The price of crude oil continues to plunge and reached a five year low this week. In light of the bearish streak in oil prices, energy companies primarily invested in oil exploration, petroleum and other oil-dependent sectors are facing a fall in their stock prices and as such are facing prospective investment cutbacks. Most of these companies are also deeply integrated and involved in shale oil exploration. These companies have been a part of the shale energy or ‘fracking’ boom in America. The oil price crisis brings to mind the question whether this shale boom could cruelly expose these companies to an energy bubble about to burst.

Oil-price slumps usually lead to cuts in energy firms’ investments.
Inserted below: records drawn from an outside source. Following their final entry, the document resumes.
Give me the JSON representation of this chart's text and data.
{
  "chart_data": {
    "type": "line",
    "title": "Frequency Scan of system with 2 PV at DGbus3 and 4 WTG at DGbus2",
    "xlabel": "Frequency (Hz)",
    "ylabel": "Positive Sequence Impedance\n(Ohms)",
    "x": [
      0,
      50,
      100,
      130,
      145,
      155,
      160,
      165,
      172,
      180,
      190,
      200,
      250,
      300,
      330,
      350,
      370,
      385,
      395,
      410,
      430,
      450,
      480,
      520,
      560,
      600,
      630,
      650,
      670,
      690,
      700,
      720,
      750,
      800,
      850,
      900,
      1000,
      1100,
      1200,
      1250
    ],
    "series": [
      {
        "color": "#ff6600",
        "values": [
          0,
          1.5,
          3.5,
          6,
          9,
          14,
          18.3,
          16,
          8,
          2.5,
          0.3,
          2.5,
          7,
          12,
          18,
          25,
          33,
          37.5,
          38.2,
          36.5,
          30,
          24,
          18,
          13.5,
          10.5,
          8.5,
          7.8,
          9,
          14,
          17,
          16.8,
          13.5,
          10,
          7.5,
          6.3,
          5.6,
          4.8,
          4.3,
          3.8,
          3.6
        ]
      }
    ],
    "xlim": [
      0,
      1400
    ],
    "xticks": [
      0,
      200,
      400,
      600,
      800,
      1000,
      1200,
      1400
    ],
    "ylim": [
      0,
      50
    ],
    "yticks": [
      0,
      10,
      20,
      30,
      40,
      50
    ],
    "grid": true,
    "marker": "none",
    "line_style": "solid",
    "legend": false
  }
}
Production eventually falls, helping prices to stabilize. For example, ConocoPhillips recently announced it would cut investment spending in 2015 by 20 percent, the biggest sign yet that major oil companies are contracting. The big integrated energy firms, such as Exxon Mobil and Shell feel the main impact of the slumps. Much of the burden of their planned-investment adjustment will fall on America’s shale industry. This industry has been a big swing factor in supply, with output rising from 0.5% of the global total in 2008 to 3.7% today. That has required hefty spending: shale accounted for at least 20% of global investment in oil production last year. Now this spending is being threatened by oil.

The main concern for the industry is not the economics of oil. The shale projects are profitable enough to be economically viable even if oil prices hypothetically fall to $50 a barrel. However, the concern is the poor expected investment that an oil slump will generate and that the equity and debt markets boosting the shale industry drying up in the near future. Total debt for listed American exploration and production firms has doubled since 2009 and makes up 17% of all America’s high-yield. If debt markets dry up and profits fall owing to cheaper oil, the funding gap could be up to $70 billion a year. Were firms to plug this by cutting their investment budgets, investment would drop by 50%. All this suggests looming investment cuts that within a year will slow growth in American shale production to a crawl and perhaps even lead to slight declines.